But along with the stats class refresher , these speakers also talk about why numbers matter to policy makers and voters, what they can tell us and ways they can be twisted. Here’s a first-day sampling of ideas and insights from various speakers:

-- Data gives news context. Simply presenting he said-she said stories, without the weight of evidence, gives readers no solid frame of reference. University of Texas at Austin Professor Julian Vasquez Heilig noted strong stories educate communities, but too often mega-media stories get it wrong.

-- Old saying: “Statistics means never having to say you’re certain.”

-- Pearson researcher Kristen DiCerbo studies children at play, evaluating how games can teach what she’s testing. Her job is to seek out ideas for what might become something to use in schools three to four years from now.

-- High stakes testing is too little, too late to help in the classroom. DiCerbo said frequent spot checks of how well students are learning will replace or at least supplement the annual state tests (most of our districts already do this). “We can’t keep counting on this one big data set at the end of the year,” she said.

-- At the Dallas Morning News, every big reporting project gets a “humility graph,” a chart laying out the information they don’t have. Dallas number-crunching reporter Holly Hacker said the exercise helps everyone see the holes in stories and address them.

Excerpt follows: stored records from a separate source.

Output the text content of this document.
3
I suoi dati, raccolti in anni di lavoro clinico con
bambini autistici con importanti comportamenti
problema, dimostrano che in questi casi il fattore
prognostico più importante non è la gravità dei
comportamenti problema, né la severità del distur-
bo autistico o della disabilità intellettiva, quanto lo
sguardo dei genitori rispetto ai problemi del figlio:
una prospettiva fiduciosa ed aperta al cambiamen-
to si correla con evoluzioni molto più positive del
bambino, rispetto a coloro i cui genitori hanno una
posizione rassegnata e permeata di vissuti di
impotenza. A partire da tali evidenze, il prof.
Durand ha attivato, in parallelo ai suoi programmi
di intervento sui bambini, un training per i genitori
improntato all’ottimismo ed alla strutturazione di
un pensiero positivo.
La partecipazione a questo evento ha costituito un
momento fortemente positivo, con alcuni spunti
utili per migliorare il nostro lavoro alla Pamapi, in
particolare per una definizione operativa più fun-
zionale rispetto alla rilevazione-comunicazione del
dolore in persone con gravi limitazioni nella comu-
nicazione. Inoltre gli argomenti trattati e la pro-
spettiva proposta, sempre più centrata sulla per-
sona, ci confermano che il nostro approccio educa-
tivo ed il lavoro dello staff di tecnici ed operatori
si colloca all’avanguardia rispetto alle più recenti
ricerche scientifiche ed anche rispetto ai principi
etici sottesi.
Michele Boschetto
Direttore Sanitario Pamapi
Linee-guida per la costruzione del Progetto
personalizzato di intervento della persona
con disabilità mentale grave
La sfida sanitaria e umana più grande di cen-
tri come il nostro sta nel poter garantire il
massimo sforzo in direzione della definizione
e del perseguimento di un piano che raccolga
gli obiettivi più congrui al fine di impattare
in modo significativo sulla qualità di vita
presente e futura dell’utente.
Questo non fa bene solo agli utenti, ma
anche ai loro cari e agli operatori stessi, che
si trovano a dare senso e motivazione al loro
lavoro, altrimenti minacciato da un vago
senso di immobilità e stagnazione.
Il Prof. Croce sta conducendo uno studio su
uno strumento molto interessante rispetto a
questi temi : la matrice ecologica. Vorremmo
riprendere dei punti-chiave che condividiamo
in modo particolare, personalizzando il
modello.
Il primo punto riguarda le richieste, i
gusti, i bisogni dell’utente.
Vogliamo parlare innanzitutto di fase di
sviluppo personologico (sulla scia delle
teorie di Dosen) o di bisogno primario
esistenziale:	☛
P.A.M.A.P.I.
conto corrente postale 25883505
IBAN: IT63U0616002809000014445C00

--States that won competitive federal education grants are tying information to student ID numbers from preschool to age 20 – schools, jobs, college or jail. The information will give researchers a powerful tool to gauge what helps kids succeed in life.

What helps kids succeed in life, what helps voters make better decisions, what improves classroom instruction, is well worth taking the time to study. Diving in the data without understanding statistical standards and recognizing its limitations just wouldn’t add up.

Now, I’m off to buy tee-shirts and coffee mugs. Austin in Austin, out.